Dan
Dan

Reputation: 141

dbt vs Azure Data Factory -> Snowflake

I've been looking into dbt to understand what I can & can't do.

To give a bit of context I currently have Azure Data Factory loading copies of databases into Snowflake and am looking at building up history as copies of each table with timestamps and a row hash, then building a Data Vault and models off the top.

I'm currently looking at whether to use dbt or Data Factory for the History and if dbt would be best placed for creating the Vault onwards. I currently have a Data Factory Pipeline to create tables that represent the source and Land them in Snowflake. It would be fairly simple to extend this to create the history tables and run a dynamic stored procedure in Snowflake to populate history using a Merge statement or implementing streams (CDC) within Snowflake.

My understanding is that dbt is supposed to use the SELECT statement for each model so would need a model for each table and would need to be Incremental which kind of goes against what I'm looking for as there would be a lot of repetition of code. However I like the documentation & DAG visualisation.

My questions are;

  1. Could the Information_Schema be read to dynamically define the sources in the .yml file for models? (i.e. take a list of tables / columns from the Information_Schema).

  2. dbt has "run_query" which I could use to a Merge statement or Insert/Update/Delete based off CDC, could I use this within a model referencing a Macro to do an action for each item in a Schema? Also would this show through in the auto documentation?

  3. Has anyone seen any good guides for CI/CD from Azure DevOps for dbt?

Any advice / opinions are appreciated.

Thanks, Dan

Upvotes: 1

Views: 3671

Answers (1)

sgdata
sgdata

Reputation: 2763

I have this active question which is semi-relevant to your point 1 since I think there should be a way to do this during the compile step based on manifest & catalog which doesn't requiring querying multiple schemata in a multi-db instance.

Additionally, I would recommend looking into the bootstrap function of the dbt-helper project which looks like it meets your use-case:

Create starter "schema.yml" files for your project. This function helpfully generates boilerplate dbt-model files for you so you don't have to go through the copy/paste when you're developing a new model.

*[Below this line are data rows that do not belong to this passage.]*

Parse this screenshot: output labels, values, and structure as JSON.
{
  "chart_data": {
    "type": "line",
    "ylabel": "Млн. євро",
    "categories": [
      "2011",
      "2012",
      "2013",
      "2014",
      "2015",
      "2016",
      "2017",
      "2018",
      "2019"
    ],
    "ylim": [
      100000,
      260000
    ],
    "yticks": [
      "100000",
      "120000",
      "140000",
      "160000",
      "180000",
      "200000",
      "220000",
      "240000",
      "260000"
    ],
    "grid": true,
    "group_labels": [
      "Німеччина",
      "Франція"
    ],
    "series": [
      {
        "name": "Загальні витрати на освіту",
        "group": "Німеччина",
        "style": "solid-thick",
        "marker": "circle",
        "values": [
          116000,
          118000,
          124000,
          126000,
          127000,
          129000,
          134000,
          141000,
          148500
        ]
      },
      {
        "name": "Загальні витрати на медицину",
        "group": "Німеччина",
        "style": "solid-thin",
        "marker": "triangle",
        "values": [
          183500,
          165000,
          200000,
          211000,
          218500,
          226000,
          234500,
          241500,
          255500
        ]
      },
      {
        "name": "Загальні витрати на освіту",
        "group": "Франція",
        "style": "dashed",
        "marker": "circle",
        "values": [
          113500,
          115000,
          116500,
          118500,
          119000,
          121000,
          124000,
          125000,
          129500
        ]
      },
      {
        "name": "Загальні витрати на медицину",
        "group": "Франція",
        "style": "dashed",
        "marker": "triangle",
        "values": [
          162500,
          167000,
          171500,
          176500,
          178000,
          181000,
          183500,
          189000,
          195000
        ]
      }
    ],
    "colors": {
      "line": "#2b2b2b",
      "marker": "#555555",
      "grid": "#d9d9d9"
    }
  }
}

I'm not really sure what you're aiming for with point 2 so I'll leave that one to the side for now. In general there's a lot of things you can do with macros that aren't strictly model building.

Finally, these two articles (one, two) seem like they have some relevant materials for you?

In general though, I would anticipate that what will become the most common orchestration path will be airflow à la this article but unfortunately Azure has yet to indicate that it will have a product comparable to AWS's MWAA or GCP's Cloud Composer.